Another source, closer in time, and which largely defined the ceramics of the 1950s, is folklore inspiration. In the context of the communist regime, folk art was considered an ideologically sound source to which artists could turn to. Thus, potters try to move away from the bourgeois models of the ceramics tradition (and first of all of the porcelain), but the folkloric reference is often limited to a superficial takeover of the decorative motifs. Ashtrays, pots, cups, plates, jugs, coffee services are made with popular models - so not very ambitious objects, showing a stagnation of the field before 1960.
The renewal of Romanian ceramics will begin in parallel with the modernization of the visual arts with the relative cultural opening around 1964. Browsing the magazine Arta Plastică in 1964, on its pages, one can notice the fresh air of the ceramic objects of the former avant-gardist, Jules Perahim. It can be said with great certainty that these objects were created under the influence of Picasso, who in 1946 discovered the pottery workshops in Vallauris, attracting other painters (Chagall, Brauner) and where the great master of modernity had created extraordinary ceramic objects, playing very decisively with the object perceived both as form, as well as utility and expression.
But even before Perahim, the gold medal that Patriciu Mateescu won at the International Ceramics Exhibition in Prague in 1962 was decisive, the earliest international distinction offered for a Romanian ceramist.

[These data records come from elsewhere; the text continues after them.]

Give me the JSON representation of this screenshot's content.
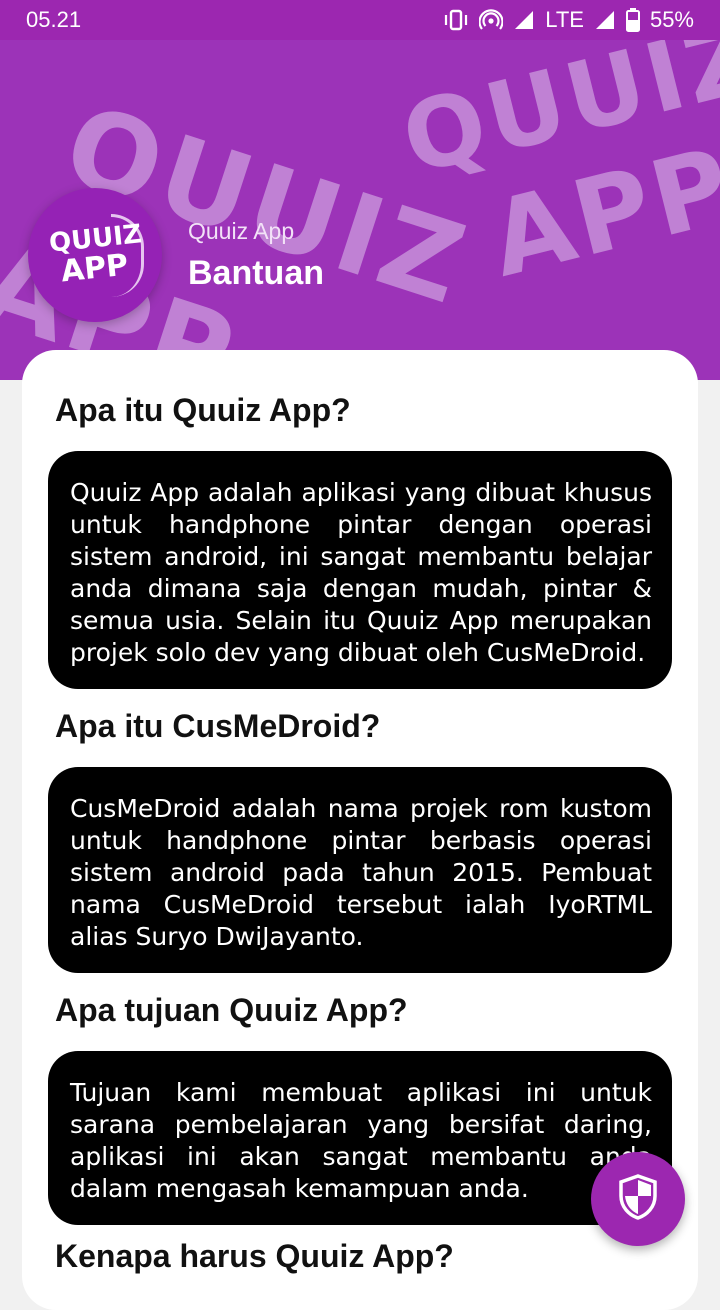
{
  "status_bar": {
    "time": "05.21",
    "network": "LTE",
    "battery": "55%",
    "icons": [
      "vibrate-icon",
      "hotspot-icon",
      "signal-icon",
      "signal-icon",
      "battery-icon"
    ]
  },
  "header": {
    "watermark_line1": "QUUIZ",
    "watermark_line2": "APP",
    "logo_line1": "QUUIZ",
    "logo_line2": "APP",
    "app_name": "Quuiz App",
    "title": "Bantuan"
  },
  "faq": [
    {
      "question": "Apa itu Quuiz App?",
      "answer": "Quuiz App adalah aplikasi yang dibuat khusus untuk handphone pintar dengan operasi sistem android, ini sangat membantu belajar anda dimana saja dengan mudah, pintar & semua usia. Selain itu Quuiz App merupakan projek solo dev yang dibuat oleh CusMeDroid."
    },
    {
      "question": "Apa itu CusMeDroid?",
      "answer": "CusMeDroid adalah nama projek rom kustom untuk handphone pintar berbasis operasi sistem android pada tahun 2015. Pembuat nama CusMeDroid tersebut ialah IyoRTML alias Suryo DwiJayanto."
    },
    {
      "question": "Apa tujuan Quuiz App?",
      "answer": "Tujuan kami membuat aplikasi ini untuk sarana pembelajaran yang bersifat daring, aplikasi ini akan sangat membantu anda dalam mengasah kemampuan anda."
    },
    {
      "question": "Kenapa harus Quuiz App?"
    }
  ],
  "fab": {
    "icon": "shield-icon"
  },
  "colors": {
    "primary": "#9c27b0",
    "header": "#9c33b8",
    "answer_bg": "#000000",
    "card_bg": "#ffffff"
  }
}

He participated with one of his Amphorae, pots of monumental size and pronounced sculptural character.
In 1964, Flaviu Dragomir (1915-1974) appeared in the exhibition of decorative art in Bucharest as an artist who also came from the "major arts" area after studying graphics. During his very short career, he produced modern works, being one of the very few Romanian potters who limited themselves strictly to the discipline of ceramics and used the potter's wheel, renewing the language of household ceramics from the inside by producing unique designs.
Since the 1950s, there have been two ceramics departments in the country, respectively at the art institutes in Bucharest and Cluj. Both sections were led by sculptors, Mac Constantinescu in Bucharest and Balaskó Nándor in Cluj. Constantinescu benefited in the interwar period from the famous porcelain manufacturers from Sèvres. Under his guidance, a whole generation of potters would emerge in the middle of the 7th decade. We remember: Costel Badea, Lazăr Florian Alexie, Tereza Panelli, Ioana Șetran, to which artists from earlier generations, such as Patriciu Mateescu (b. 1927) or Mimi Podeanu are included. Along with the existence of specialized higher education, the consolidation of a ceramic phenomenon in Bucharest is due to the organization of decorative art exhibitions, to the fact that some of the graduates become teachers at the department (Costel Badea and Lazăr Florian Alexie) and to the support that Patriciu Mateescu, as head of the Decorative Art section of the UAP was able to offer it, first of all by organizing the ceramics symposium in Medgidia (1971).
Bucharest potters obtain prizes at the most important European international competitions (Vallaursis, Perugia, Faenza, Erfurt) - imposing the existence of a Romanian school of ceramics in the consciousness of the art world.
The authors make abstract ceramic sculptures, in this sense, in the phenomenon of ceramics from 1960-1970 we can observe the same trend as in textile art: artists migrated to decorative art because here it was possible to give free rein to experimentation and abstract configurations, much more than in the "major arts", which were still heavily numb after the terror of socialist realism.
Patriciu Mateescu, Costel Badea, Lazăr Florian Alexie will dedicate themselves to ceramic sculpture, with ambitions for it to be placed in the public space. In the works of Teresa Panelli one can see a shift towards the creation of ceramic environments, some of which were also suitable to be put in dialogue with architecture.